The opening of the layer for forming local contacts can be done by the following techniques:

• Ablation by laser,
• Masking the surface and local etching,
• - Local application of an etching medium and subsequent thermal activation.

The methods known from the prior art have a large number of necessary process steps. This results in high process costs and fluctuation margins (error propagation) of the efficiency of the solar cells produced.

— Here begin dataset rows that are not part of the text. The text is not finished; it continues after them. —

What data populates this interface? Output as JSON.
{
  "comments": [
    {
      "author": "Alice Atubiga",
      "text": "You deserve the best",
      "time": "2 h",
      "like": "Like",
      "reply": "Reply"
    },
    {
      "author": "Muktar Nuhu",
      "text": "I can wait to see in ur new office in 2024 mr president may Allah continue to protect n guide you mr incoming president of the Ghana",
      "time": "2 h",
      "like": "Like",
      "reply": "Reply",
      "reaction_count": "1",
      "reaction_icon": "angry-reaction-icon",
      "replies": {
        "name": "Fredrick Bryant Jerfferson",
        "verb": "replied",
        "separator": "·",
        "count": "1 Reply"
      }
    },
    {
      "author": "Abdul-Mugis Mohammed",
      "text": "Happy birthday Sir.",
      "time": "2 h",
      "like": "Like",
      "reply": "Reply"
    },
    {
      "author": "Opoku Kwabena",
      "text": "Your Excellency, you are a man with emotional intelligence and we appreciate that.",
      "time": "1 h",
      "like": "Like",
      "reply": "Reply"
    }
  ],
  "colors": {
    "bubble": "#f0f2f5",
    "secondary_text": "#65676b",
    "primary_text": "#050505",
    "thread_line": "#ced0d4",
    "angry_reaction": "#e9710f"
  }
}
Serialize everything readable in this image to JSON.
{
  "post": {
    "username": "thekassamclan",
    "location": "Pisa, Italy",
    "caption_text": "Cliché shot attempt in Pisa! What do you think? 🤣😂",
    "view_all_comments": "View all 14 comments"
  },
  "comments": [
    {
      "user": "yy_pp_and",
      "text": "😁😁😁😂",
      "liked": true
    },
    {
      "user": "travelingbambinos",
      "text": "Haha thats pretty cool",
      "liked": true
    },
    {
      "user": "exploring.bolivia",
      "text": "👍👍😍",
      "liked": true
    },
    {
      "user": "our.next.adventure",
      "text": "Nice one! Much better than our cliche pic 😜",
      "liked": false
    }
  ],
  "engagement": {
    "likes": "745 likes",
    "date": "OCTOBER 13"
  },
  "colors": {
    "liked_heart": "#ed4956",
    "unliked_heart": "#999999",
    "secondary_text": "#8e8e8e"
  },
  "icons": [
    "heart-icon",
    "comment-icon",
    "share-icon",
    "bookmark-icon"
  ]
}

On this basis, the present invention is based on the object, a method for producing a solar cell and a solar cell in such a way to further develop that the solar cells can be produced consistently with very high efficiency reproducible with fewer process steps.

To solve the problem, it is proposed, but not by way of limitation, in substance:
Passivation of the solar cell back using an at least double-layered dielectric layer such that losses due to parasitic contact are substantially avoided.

This is achieved by the combination of bilateral (substantially) symmetrical texture (characteristic: roughness on the back remains) with deposition of the following layer sequence: {therm. SiO ₂ (optional)}, Al ₂ O ₃ , SiN _x or SiO _x .

Examples:

• A. loss of insufficient etch in combination with SiO / SiN layers,
• B. AlO does not avoid parasitic contact (unopened cells),
• C. AlO improves rough surface efficiency compared to SiO _x . AlO _x is to be designed in such a way that no blistering occurs in combination with the subsequent processing.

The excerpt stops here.